Chang Woo Gow: The Chinese Giant Who owned The Ashleigh
Did you know The Ashleigh was once the home of a Chinese Giant?
Chang Woo Gow, also known as Chang the Chinese Giant, was born in Fuzhou, China in 1841. He was born taller than most people, and his height became a defining characteristic of his life. In the mid-1860s, he made his first public appearance in London, and thousands of people flocked to see his eight-foot-tall frame and hear his displays of linguistics, as he was reportedly able to speak ten languages.
Chang soon became a sensation and went on tour across Europe and America. He was accompanied by his wife, Kin Foo, and together they arrived in Australia from the United States in 1870. Over the next several years, they toured the country, entertaining audiences with Chang's remarkable height and linguistic abilities.

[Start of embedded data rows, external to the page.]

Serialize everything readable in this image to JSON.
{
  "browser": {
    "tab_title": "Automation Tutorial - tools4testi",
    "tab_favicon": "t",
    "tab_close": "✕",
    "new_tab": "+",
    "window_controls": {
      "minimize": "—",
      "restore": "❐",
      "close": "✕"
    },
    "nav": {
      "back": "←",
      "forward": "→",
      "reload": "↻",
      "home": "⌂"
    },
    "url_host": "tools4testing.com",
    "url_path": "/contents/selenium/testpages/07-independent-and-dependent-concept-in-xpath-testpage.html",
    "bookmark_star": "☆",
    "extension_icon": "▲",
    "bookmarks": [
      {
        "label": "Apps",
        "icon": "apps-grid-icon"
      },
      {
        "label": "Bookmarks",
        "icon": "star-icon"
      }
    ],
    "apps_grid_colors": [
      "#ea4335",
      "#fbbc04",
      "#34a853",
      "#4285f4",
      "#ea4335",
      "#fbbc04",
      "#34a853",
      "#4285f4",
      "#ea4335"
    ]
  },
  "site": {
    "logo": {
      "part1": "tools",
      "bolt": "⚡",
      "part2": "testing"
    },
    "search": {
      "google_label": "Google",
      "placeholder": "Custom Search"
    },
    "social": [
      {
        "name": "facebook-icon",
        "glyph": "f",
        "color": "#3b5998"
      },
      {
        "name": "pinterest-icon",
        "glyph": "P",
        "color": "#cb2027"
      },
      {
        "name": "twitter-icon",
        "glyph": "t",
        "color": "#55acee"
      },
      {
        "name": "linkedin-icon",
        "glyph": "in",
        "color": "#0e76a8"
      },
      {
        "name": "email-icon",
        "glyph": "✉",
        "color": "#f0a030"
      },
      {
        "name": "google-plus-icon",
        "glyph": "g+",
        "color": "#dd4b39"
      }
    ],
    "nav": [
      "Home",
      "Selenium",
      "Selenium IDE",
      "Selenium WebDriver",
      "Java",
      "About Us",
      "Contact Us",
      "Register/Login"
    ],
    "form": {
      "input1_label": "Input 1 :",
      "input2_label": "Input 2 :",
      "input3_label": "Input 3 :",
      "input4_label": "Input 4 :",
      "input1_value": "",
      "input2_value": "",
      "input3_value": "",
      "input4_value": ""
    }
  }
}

After the death of his first wife, Chang met and married Catherine Santley while in Australia, and they returned together to China. They had two sons before moving to England, where Chang attracted the attention of American showman and entrepreneur P.T. Barnum. In 1880, Barnum contracted Chang to join his famous "Greatest Show On Earth," a travelling circus, menagerie, and museum of freakish human 'specimens'.

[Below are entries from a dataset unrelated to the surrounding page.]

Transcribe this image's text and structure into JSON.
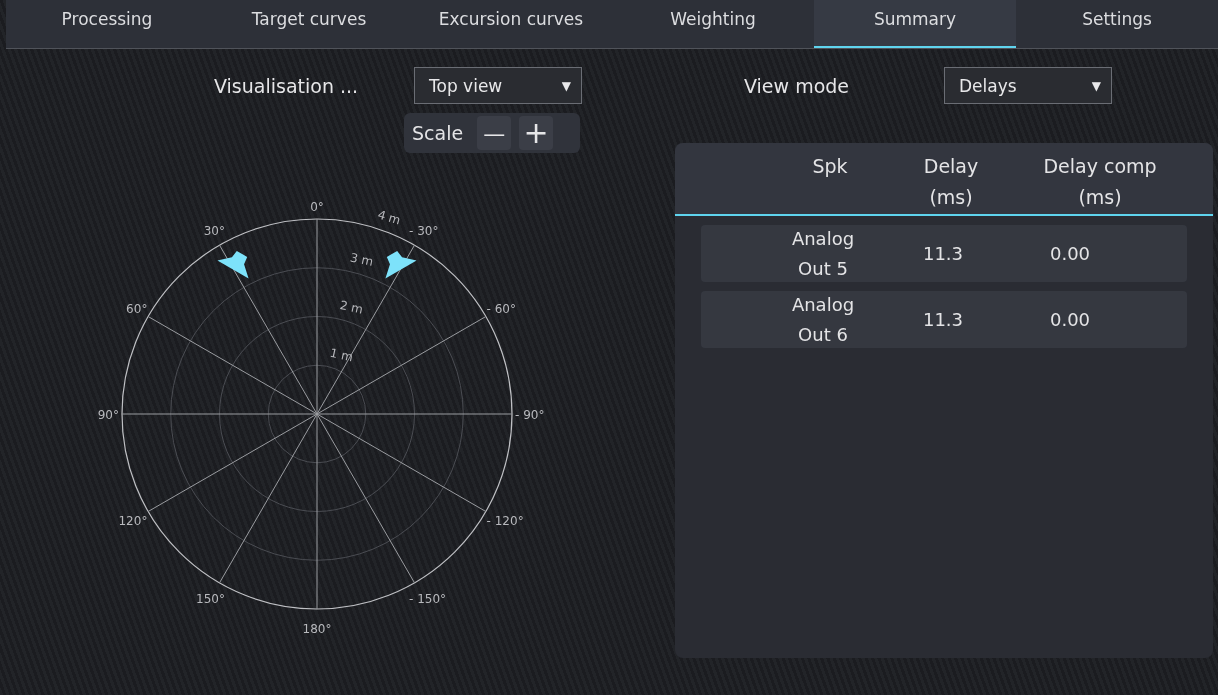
{
  "tabs": [
    {
      "label": "Processing",
      "selected": false
    },
    {
      "label": "Target curves",
      "selected": false
    },
    {
      "label": "Excursion curves",
      "selected": false
    },
    {
      "label": "Weighting",
      "selected": false
    },
    {
      "label": "Summary",
      "selected": true
    },
    {
      "label": "Settings",
      "selected": false
    }
  ],
  "visualisation": {
    "label": "Visualisation ...",
    "value": "Top view",
    "arrow": "▼"
  },
  "scale": {
    "label": "Scale",
    "minus": "—",
    "plus": "+"
  },
  "view_mode": {
    "label": "View mode",
    "value": "Delays",
    "arrow": "▼"
  },
  "polar": {
    "angle_labels": [
      "0°",
      "- 30°",
      "- 60°",
      "- 90°",
      "- 120°",
      "- 150°",
      "180°",
      "150°",
      "120°",
      "90°",
      "60°",
      "30°"
    ],
    "ring_labels": [
      "1 m",
      "2 m",
      "3 m",
      "4 m"
    ]
  },
  "table": {
    "columns": [
      "Spk",
      "Delay\n(ms)",
      "Delay comp\n(ms)"
    ],
    "rows": [
      {
        "spk": "Analog\nOut 5",
        "delay": "11.3",
        "comp": "0.00"
      },
      {
        "spk": "Analog\nOut 6",
        "delay": "11.3",
        "comp": "0.00"
      }
    ]
  }
}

We're sure you have heard of P.T Barnum but if not Hugh Jackman played him in the film The Greatest Showman!
After retiring from the stage, Chang moved to Bournemouth, England, with his family to help cure his suspected tuberculosis. In Bournemouth, he opened a tearoom and an "Oriental Bazaar" selling Chinese curios and fabrics. The family settled into a home they called "Moyuen," which was located on Southcote Road in Bournemouth. The house had a large garden and was surrounded by trees, providing Chang with privacy and seclusion during his retirement.
Chang and Catherine Santley had two sons, named Edward and Ernest, both of whom inherited their father's exceptional height. The family became popular and respected members of the local community in Bournemouth, and Chang was known for his love of music, particularly his favorite instrument, the erhu.
Chang Woo Gow passed away in 1893, reportedly of a broken heart, four months after the death of his wife. His funeral was attended by many locals who had grown to know and admire him during his time in the town. Due to concerns about grave robbers vandalising his final resting place, both Chang and Catherine lay in unmarked graves. Chang's coffin was said to be over 10ft long, to accommodate his exceptional height.
Today, Chang Woo Gow's legacy lives on in Bournemouth, where his former home, "Moyuen," is now our home. The Ashleigh. We regularly have him remind us that he is still around, the heating in our dining room turns on mysteriously and when we ask him to turn it off again...he does! He is also quite partial to making one of the lights in the upstairs landing turn on and off.